Industry insiders found that there's clearly a trend of polarization, as on one hand, people have less incomes and have to be selective when they consume, and on the other hand, there's increasing popularity toward premium segments. Brands and companies and segments stuck in the middle may find it even harder to survive. 

"Consumers are holding back their spending in an ambiguous environment where they don't exactly know what the future will bring," Zipser added.

As to how should businesses lift consumer spending, Zipser pointed out that innovation is the key.

"Companies need to look into new ideas and new methodologies to generate demand. The amount of innovation we have seen companies have been driving is remarkable when it comes to how to engage with live streaming and social commerce. Winners are the ones who actually erected fast-driving innovation, particularly digital innovation in the China market," Zipser illustrated.

A report by Boston Consulting Group (BCG) put forward some suggestions on how to adapt to the new reality to ensure near-term business continuity, also echoed with some similar points of view.

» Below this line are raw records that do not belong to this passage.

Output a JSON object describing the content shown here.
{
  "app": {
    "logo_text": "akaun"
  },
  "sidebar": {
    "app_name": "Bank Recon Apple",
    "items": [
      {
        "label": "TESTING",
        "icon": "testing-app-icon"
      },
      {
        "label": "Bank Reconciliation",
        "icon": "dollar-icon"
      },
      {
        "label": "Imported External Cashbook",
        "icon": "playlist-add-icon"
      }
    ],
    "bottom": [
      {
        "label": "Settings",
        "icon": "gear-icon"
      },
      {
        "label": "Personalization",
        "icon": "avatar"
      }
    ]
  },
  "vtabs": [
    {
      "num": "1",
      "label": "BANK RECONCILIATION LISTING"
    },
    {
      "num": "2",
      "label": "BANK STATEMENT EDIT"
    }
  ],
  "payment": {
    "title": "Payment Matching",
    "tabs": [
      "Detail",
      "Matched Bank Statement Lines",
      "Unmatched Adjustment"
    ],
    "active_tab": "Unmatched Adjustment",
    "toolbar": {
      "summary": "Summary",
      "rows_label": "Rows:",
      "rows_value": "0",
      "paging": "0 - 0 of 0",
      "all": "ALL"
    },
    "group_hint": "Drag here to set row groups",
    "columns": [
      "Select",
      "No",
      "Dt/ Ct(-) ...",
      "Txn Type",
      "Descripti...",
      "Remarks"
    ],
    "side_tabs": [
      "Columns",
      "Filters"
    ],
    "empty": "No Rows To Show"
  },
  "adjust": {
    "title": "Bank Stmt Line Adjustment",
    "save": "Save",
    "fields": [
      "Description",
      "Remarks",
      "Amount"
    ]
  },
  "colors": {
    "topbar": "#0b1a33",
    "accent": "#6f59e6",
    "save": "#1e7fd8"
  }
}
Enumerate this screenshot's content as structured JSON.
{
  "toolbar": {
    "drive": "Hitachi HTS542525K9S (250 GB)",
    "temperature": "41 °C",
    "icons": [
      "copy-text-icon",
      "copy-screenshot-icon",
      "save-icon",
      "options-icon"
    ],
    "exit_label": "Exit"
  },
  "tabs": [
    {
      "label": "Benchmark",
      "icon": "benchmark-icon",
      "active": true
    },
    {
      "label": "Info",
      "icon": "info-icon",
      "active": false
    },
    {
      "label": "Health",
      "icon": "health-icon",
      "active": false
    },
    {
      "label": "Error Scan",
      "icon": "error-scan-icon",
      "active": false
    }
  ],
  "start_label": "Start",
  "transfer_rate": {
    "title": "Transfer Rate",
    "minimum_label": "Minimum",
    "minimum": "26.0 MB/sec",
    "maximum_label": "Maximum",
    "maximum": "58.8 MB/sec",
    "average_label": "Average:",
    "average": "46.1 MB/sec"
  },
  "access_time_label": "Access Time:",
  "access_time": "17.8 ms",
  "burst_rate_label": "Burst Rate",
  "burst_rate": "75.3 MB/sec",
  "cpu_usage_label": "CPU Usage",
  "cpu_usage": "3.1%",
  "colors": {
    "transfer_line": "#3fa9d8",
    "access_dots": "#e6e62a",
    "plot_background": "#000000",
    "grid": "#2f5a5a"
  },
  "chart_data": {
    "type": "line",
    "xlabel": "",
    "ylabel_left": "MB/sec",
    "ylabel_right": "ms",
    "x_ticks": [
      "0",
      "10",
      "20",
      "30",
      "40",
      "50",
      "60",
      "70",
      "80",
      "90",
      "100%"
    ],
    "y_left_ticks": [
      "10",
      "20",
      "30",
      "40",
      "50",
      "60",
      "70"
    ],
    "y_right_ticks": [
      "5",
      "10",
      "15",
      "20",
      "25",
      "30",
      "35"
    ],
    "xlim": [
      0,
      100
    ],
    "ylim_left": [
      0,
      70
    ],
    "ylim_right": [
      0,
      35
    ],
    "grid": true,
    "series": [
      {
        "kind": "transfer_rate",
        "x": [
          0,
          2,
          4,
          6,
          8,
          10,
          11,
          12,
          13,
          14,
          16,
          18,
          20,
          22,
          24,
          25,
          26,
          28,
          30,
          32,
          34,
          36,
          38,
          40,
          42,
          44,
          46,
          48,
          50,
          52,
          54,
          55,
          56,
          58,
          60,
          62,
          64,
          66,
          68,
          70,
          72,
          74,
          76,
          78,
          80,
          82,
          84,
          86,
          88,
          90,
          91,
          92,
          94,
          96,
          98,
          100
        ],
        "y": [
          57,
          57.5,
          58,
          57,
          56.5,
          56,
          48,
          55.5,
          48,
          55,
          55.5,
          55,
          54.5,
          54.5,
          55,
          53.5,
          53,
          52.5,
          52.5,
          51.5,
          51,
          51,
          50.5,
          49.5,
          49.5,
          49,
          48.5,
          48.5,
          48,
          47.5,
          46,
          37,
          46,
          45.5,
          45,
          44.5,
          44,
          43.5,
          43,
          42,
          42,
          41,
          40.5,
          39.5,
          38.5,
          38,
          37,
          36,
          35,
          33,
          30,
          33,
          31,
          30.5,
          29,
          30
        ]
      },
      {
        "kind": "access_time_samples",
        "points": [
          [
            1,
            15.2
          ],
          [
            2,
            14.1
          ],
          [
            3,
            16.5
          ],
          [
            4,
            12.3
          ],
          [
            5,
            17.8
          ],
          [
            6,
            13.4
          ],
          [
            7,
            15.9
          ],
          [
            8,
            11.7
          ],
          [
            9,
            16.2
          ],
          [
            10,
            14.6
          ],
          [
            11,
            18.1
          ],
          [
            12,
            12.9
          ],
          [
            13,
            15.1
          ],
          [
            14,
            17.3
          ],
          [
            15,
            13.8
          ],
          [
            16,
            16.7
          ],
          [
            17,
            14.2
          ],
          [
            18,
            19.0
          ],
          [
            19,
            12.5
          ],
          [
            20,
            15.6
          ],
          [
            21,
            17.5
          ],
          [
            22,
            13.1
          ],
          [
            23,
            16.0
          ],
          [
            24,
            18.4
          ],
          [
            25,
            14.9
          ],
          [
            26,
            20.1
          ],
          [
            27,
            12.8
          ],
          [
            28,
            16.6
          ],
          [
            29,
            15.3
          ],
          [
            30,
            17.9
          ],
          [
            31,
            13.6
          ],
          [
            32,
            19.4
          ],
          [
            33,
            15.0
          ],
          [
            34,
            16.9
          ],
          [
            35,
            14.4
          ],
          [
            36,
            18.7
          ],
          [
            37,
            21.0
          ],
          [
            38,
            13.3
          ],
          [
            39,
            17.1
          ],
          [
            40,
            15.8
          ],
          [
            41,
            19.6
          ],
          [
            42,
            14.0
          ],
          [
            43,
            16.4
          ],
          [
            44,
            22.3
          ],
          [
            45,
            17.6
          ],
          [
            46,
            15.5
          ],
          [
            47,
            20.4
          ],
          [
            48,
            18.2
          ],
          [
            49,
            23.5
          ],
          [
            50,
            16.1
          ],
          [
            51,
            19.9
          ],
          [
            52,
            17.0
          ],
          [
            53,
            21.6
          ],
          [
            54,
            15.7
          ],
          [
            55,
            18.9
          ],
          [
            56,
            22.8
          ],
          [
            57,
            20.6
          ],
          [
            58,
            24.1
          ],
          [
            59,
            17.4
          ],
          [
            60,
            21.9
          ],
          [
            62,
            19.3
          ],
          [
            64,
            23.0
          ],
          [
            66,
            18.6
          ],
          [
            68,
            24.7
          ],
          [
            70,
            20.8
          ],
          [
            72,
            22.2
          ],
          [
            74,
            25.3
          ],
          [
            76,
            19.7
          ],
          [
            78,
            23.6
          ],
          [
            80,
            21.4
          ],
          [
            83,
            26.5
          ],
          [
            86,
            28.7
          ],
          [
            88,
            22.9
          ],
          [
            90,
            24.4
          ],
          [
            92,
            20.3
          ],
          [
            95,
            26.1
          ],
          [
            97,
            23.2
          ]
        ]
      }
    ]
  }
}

The report said, to stabilize demand and supply, firms will need to ensure products and services serve the preferences of customers, whose consumption patterns have changed to accommodate their low purchasing power. The report suggests the use of data analytics to help companies make informed decisions when cutting costs and boosting brand confidence.

"Firms will have to hire and maintain a dedicated team to track data, assess business impact, and plan for different scenarios," the report added.